Clinical characteristics of 113 deceased patients with coronavirus disease 2019: retrospective study

Authors: Tao Chen, doctor1,  Di Wu, doctor1,  Huilong Chen, doctor1,  Weiming Yan, research associate1,  Danlei Yang, doctor2,  Guang Chen, doctor1,  Ke Ma, doctor1,  Dong Xu, doctor1,  Haijing Yu, doctor1,  Hongwu Wang, doctor1,  Tao Wang, doctor2,  Wei Guo, doctor1,  Jia Chen, doctor1,  Chen Ding, doctor1,  Xiaoping Zhang, doctor1,  Jiaquan Huang, doctor1,  Meifang Han, doctor1,  Shusheng Li, doctor3,  Xiaoping Luo, doctor4,  Jianping Zhao, doctor2,  Qin Ning, doctor1

Among a cohort of 799 patients, 113 who died and 161 who recovered with a diagnosis of covid-19 were analysed. Data were collected until 28 February 2020.

Main outcome measures Clinical characteristics and laboratory findings were obtained from electronic medical records with data collection forms.

Results The median age of deceased patients (68 years) was significantly older than recovered patients (51 years). Male sex was more predominant in deceased patients (83; 73%) than in recovered patients (88; 55%). Chronic hypertension and other cardiovascular comorbidities were more frequent among deceased patients (54 (48%) and 16 (14%)) than recovered patients (39 (24%) and 7 (4%)). Dyspnoea, chest tightness, and disorder of consciousness were more common in deceased patients (70 (62%), 55 (49%), and 25 (22%)) than in recovered patients (50 (31%), 48 (30%), and 1 (1%)). The median time from disease onset to death in deceased patients was 16 (interquartile range 12.0-20.0) days. Leukocytosis was present in 56 (50%) patients who died and 6 (4%) who recovered, and lymphopenia was present in 103 (91%) and 76 (47%) respectively. Concentrations of alanine aminotransferase, aspartate aminotransferase, creatinine, creatine kinase, lactate dehydrogenase, cardiac troponin I, N-terminal pro-brain natriuretic peptide, and D-dimer were markedly higher in deceased patients than in recovered patients. Common complications observed more frequently in deceased patients included acute respiratory distress syndrome (113; 100%), type I respiratory failure (18/35; 51%), sepsis (113; 100%), acute cardiac injury (72/94; 77%), heart failure (41/83; 49%), alkalosis (14/35; 40%), hyperkalaemia (42; 37%), acute kidney injury (28; 25%), and hypoxic encephalopathy (23; 20%). Patients with cardiovascular comorbidity were more likely to develop cardiac complications. Regardless of history of cardiovascular disease, acute cardiac injury and heart failure were more common in deceased patients.
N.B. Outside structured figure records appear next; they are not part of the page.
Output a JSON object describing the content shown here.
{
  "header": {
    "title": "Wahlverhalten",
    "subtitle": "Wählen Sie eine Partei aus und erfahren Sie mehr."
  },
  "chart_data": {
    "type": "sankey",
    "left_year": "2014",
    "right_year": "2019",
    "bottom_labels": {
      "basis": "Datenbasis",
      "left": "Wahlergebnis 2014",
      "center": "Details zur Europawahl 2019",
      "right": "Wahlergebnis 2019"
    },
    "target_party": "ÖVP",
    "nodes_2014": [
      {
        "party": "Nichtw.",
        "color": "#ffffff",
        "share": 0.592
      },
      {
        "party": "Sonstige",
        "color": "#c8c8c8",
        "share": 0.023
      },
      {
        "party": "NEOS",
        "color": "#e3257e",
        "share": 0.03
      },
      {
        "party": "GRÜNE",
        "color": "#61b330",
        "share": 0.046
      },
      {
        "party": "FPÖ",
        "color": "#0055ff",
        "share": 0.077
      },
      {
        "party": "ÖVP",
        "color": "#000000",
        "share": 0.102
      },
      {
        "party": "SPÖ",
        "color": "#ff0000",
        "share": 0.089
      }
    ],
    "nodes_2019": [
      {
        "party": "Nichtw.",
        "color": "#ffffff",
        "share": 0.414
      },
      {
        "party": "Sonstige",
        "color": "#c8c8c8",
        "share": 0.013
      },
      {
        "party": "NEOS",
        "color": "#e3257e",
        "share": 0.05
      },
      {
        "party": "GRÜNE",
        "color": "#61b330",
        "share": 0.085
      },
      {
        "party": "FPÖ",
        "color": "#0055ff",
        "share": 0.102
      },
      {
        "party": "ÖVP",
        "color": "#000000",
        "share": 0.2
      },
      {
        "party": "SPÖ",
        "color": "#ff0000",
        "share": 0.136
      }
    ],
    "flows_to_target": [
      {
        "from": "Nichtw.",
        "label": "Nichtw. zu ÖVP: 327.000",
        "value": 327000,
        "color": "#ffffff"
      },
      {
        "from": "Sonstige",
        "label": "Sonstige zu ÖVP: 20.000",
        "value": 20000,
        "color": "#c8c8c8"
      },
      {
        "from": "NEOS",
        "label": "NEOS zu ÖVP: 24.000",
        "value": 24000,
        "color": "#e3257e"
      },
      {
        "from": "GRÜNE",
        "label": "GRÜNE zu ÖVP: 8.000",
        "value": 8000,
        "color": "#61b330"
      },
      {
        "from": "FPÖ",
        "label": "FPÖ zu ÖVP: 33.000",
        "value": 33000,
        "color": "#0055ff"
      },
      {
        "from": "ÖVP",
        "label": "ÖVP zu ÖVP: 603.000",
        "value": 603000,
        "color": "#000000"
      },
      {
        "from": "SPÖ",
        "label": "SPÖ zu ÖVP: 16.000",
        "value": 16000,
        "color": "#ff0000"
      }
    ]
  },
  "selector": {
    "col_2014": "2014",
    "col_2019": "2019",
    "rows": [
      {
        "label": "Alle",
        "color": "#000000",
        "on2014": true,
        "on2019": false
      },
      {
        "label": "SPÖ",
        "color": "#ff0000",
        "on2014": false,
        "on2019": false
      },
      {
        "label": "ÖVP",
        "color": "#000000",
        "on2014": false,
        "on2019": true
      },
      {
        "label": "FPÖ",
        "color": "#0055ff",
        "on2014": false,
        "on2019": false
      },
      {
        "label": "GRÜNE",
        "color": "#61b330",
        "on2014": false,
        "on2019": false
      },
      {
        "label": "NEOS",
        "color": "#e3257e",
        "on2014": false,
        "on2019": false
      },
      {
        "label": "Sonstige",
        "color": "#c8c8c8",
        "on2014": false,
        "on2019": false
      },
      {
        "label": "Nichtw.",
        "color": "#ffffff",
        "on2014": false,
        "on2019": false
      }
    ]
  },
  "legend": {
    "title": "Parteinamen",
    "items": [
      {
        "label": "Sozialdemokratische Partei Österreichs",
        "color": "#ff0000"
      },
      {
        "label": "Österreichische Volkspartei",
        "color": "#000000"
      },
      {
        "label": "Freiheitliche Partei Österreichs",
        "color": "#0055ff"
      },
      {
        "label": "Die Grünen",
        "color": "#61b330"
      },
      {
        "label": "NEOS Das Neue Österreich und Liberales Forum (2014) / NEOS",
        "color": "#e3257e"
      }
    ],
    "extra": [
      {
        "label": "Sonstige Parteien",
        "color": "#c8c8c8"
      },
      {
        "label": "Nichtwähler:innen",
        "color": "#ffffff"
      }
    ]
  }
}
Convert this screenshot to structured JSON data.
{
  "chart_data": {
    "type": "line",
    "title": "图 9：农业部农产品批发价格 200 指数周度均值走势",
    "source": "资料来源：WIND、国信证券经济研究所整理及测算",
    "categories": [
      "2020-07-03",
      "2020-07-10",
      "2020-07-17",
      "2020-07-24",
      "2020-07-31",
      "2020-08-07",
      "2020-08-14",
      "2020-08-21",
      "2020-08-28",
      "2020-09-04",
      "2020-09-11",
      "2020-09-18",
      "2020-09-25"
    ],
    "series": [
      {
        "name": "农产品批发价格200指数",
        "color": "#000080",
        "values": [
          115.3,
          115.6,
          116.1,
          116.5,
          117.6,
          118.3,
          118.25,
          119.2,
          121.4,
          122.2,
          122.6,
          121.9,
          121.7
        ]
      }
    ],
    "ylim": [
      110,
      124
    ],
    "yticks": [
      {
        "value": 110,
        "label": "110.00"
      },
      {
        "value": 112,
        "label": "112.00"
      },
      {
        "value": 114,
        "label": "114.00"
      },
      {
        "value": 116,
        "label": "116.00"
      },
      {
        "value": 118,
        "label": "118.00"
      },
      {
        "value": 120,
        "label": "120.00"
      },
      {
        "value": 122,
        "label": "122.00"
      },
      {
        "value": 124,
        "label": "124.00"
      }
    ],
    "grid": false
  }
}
Conclusion Severe acute respiratory syndrome coronavirus 2 infection can cause both pulmonary and systemic inflammation, leading to multi-organ dysfunction in patients at high risk. Acute respiratory distress syndrome and respiratory failure, sepsis, acute cardiac injury, and heart failure were the most common critical complications during exacerbation of covid-19.